Ancien prieuré de Lancé (XIIème et XVème s.)

 

Ancien prieuré de Lancé (XIIème et XVème s.)

Jean d'Estouteville est en conflit avec les moines. Son sénéchal en brise les portes... 2019.

 

À cette époque, les comtes de Blois se livrent à une véritable campagne d’attaques contre l’abbaye Saint-Martin de Marmoutier620 et leur bête noire, son abbé Geoffroy de Conam (1236-1262). En 1237, Hugues de Châtillon la saccage pour imposer le droit de gîte. En 1243, son fils Jean renouvelle les violences, installe des troupes dans l’abbaye et les prieurés, et en 1249 saisit tous les revenus621. C’est dans ce contexte que Jean d’Estouteville semble prendre le contrôle d’une dépendance de Marmoutier : le prieuré de Lancé622, contigu au Bouchet, dont il usurpe la justice. Les moines font valoir leur bon droit : le 20 janvier 1249/50, l'official de Chartres interdit à Jean et à ses officiers de juger les causes séculières « dans la maison du prieur » sous peine d'excommunication623. Les religieux étant parvenus à fermer leur porte à leur envahissant voisin624, son sénéchal est bientôt accusé de s'être livré à des violences et au pillage. « En l'année du Seigneur 1250, vers la fête de saint Thomas l'Apôtre », 3 juillet, cet officier s’est rendu à Lancé accompagné d’un « grand nombre d’hommes armés ». Après avoir « brisé les portes » de l’établissement, les assaillants se sont emparés du bétail, de meubles et d’instruments aratoires, et ont « violemment agressé, au hasard, le frère Philippe, alors prieur, les moines, serviteurs et hommes du prieuré ». Le préjudice est estimé à 300 livres et Jean est excommunié625... Suite à quoi, « Jean d’Estouteville, seigneur de Valmont », accepte, le 5 juillet 1251, de se soumettre à l'arbitrage de l'abbé de Marmoutier et d'Alphonse de Brienne626, son parent puisqu'il est marié à sa petite-nièce Marie de Lusignan, comtesse d'Eu.
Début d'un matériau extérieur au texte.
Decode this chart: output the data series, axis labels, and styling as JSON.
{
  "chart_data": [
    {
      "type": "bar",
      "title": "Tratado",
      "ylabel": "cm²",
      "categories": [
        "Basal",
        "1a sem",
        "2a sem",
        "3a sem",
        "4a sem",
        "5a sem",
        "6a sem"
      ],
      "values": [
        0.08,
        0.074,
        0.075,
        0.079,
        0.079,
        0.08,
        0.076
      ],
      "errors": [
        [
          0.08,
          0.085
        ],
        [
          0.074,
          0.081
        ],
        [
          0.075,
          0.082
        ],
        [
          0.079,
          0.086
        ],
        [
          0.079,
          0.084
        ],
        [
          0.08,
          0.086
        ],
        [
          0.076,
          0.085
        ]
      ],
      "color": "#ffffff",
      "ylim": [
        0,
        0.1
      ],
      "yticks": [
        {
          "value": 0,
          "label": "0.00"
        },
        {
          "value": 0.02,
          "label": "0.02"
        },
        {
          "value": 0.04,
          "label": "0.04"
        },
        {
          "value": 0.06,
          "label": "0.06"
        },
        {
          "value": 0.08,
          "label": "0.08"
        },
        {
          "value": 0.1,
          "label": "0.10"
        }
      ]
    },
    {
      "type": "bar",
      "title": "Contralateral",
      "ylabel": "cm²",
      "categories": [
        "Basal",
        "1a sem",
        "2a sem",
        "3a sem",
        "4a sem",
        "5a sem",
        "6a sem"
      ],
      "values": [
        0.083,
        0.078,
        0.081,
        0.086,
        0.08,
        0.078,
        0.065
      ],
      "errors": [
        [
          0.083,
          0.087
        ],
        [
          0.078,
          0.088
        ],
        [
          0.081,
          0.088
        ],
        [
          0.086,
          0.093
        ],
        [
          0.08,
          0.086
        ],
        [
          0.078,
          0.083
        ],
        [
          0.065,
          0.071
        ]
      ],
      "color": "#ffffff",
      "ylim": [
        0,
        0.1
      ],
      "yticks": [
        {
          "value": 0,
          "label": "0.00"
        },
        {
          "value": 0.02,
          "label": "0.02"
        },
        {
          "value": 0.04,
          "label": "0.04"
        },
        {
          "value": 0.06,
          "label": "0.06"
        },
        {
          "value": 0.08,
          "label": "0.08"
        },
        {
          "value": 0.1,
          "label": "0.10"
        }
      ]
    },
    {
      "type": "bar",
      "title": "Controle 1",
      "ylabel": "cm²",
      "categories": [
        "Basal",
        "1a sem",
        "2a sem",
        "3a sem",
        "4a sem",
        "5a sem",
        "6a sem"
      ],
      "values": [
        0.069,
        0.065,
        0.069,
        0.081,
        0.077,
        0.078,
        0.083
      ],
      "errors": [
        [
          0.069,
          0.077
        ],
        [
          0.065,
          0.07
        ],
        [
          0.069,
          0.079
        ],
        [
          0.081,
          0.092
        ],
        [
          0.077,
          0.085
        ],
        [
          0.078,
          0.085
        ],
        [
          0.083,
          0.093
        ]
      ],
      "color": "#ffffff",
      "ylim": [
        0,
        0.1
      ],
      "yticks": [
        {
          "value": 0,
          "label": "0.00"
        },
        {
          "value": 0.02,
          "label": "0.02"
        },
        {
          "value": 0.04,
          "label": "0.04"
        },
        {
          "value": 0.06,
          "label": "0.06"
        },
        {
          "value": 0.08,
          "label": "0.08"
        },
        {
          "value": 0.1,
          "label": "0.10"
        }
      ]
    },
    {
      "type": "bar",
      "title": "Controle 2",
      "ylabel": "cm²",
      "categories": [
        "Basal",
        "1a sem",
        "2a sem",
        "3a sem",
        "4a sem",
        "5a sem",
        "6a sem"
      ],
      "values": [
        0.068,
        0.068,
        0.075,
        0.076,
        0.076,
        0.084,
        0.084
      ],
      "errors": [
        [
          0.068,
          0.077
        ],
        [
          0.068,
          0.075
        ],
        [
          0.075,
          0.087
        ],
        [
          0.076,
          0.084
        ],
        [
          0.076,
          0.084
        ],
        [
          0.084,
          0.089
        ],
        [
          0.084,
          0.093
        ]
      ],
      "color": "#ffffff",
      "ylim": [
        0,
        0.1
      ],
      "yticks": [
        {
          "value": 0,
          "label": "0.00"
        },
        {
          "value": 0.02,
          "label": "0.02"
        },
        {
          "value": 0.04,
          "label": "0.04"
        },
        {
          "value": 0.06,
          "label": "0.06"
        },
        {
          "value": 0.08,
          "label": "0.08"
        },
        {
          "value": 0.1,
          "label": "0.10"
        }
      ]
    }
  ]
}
Mais le conflit est loin d'être résolu : sept ans plus tard, le 11 avril 1258, le roi Henri III d'Angleterre l'autorise à « traverser la mer », à la condition qu'il envoie deux de ses fils à sa place dans l'armée du Pays de Galles, pour se défendre dans une cause que « l'abbé de Marmoutier » soutient contre lui. La permission cependant ne vaut qu’au cas où le dit abbé n’aurait pas sursis avant la quinzaine de la Saint-Michel, malgré la lettre que lui a envoyée le roi627. Comme Jean meurt quatre mois plus tard, il ne semble pas qu’il soit rentré en France.

(T. 1, p. 151-153)


620. À Tour, Indre-et-Loire.
621. Charles LELONG, Observations et hypothèses sur l'église abbatiale gothique de Marmoutier, dans le Bulletin monumental, t. 138/2, 1980, p. 119.
622. Loir-et-Cher, a. Vendôme, c. Montoire-sur-le-Loir.
623. Auguste de TRÉMAULT (éd.), Cartulaire de Marmoutier pour le Vendômois, Paris, 1893, n° A LXXII. ‘In domo dicti prioris et in atrio suo et in cimiterio ecclesie dicti prioratus tractant, contra libertatem et immunitatem ecclesie, et in prejudicium et gravamen prioris supradicti.’
624. Les moines se sont défendus : accusés suite au raid, Jean et Agnès déclarent que le prieur Philippe et ceux qui l'accompagnaient avaient antérieurement agressé leur sénéchal et ses hommes « d’une manière tout aussi violente ».
625. TRÉMAULT, ibid., n° A LXXIII, LXXVI. ‘Per violentiam et cum armatorum multitudine accesserunt ad prioratum nostrum de Lanceio et portas anteriores et hostia officinarum ejusdem loci fregerunt et violenter intrarunt, nec non bona ibidem inventa, videlicet bladum, vinum, carnes, equos, pecora, culcitas, supellectilia, ustensilia et alia ceperunt, occupaverunt, extraxerunt et consumpserunt injuste, usque ad valorem trecentarum librarum turon, ut dicebamus, et super hoc etiam quod vir ipsius nobilis scilicet dictus senescallus, et alii qui cum eo erant, manus injecerunt temere violentas in fratrem Philippum tunc priorem, monachos, servientes et homines prioratus ejusdem.’
626. Ibid., n° A LXXV. ‘Johannes de Estoutovilla, dominus de Valemont’.
627.
CPR, 1247-1258, p. 623.

 
 

Porte de l'église de Nourray

Porte du XIIème siècle de l'église de Nourray, dépendance du prieuré de Lancé.